Sausages on an open fire

Cooking over an open fire is an experience that draws on our most primitive abilities and its quite refreshing to just step back and cook like a caveman or nomad or whatever other people cook on an open fire routinely.

Cooking on an open fire is not that difficult, it may seem intimidating at first, but, the most difficult part is finding a time and place to do it.  It does take a little more time than just firing up the stove but like I said it is rewarding.

Sausages on an open fire

The requirements are also quite sparse, you will need not much more than you would to make a normal breakfast on the stove.  You will need a cast iron skillet, some hardwood, a rack to suspend the skillet above the fire and some patience.  We had a fire the previous night so I woke up to some yet hot embers which I arranged in the pit, piled on some crumpled newspaper and some scraps of wood and blew on the embers until I had a flame.  At which point I nursed the fire with some hardwood until it had burned down into a nice consistent bed of coals that covered an area about twice the size as my skillet.  Once this was accomplished I chopped some of the remaining bits of hardwood into smaller pieces of wood, to be able to throw them onto the bed of coals to get more heat as needed.

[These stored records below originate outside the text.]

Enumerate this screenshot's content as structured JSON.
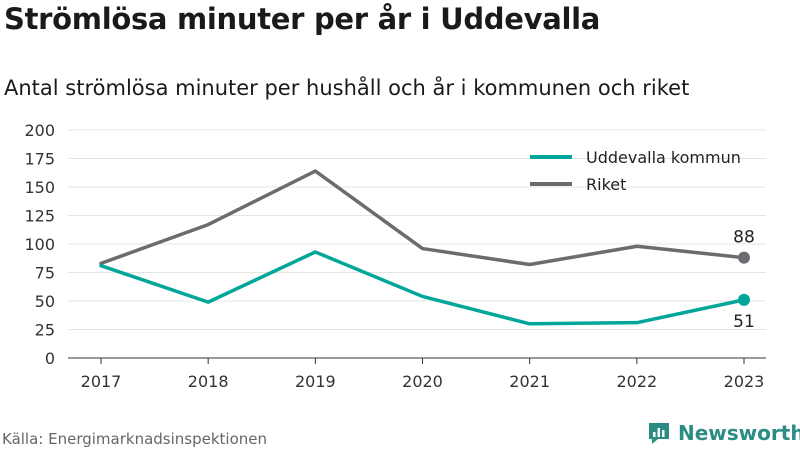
{
  "title": "Strömlösa minuter per år i Uddevalla",
  "subtitle": "Antal strömlösa minuter per hushåll och år i kommunen och riket",
  "source": "Källa: Energimarknadsinspektionen",
  "brand": {
    "name": "Newsworthy",
    "icon": "newsworthy-logo-icon",
    "color": "#2b8c84"
  },
  "chart_data": {
    "type": "line",
    "x": [
      "2017",
      "2018",
      "2019",
      "2020",
      "2021",
      "2022",
      "2023"
    ],
    "series": [
      {
        "name": "Uddevalla kommun",
        "color": "#00a69a",
        "values": [
          81,
          49,
          93,
          54,
          30,
          31,
          51
        ],
        "end_label": "51"
      },
      {
        "name": "Riket",
        "color": "#6b6b70",
        "values": [
          83,
          117,
          164,
          96,
          82,
          98,
          88
        ],
        "end_label": "88"
      }
    ],
    "ylim": [
      0,
      200
    ],
    "yticks": [
      0,
      25,
      50,
      75,
      100,
      125,
      150,
      175,
      200
    ],
    "grid": true,
    "legend": "top-right"
  }
}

After this I put the rack over the pit and placed the skillet on it with a bit of oil and added some sausages, cooking them until they were done and then it was onto pancakes and eggs in the same method.  The eggs were actually cooked in the sausage grease which made them all the better.  Several times throughout the cook more scraps of wood (kindling) were added to the coals to get more heat.  It worked great.

Cooking like a caveman is a great way to step back and just focus on cooking.  Focusing on the heat and the food.  It was great.  It reaffirms reason #2 of the 10 reasons to have a cast iron skillet.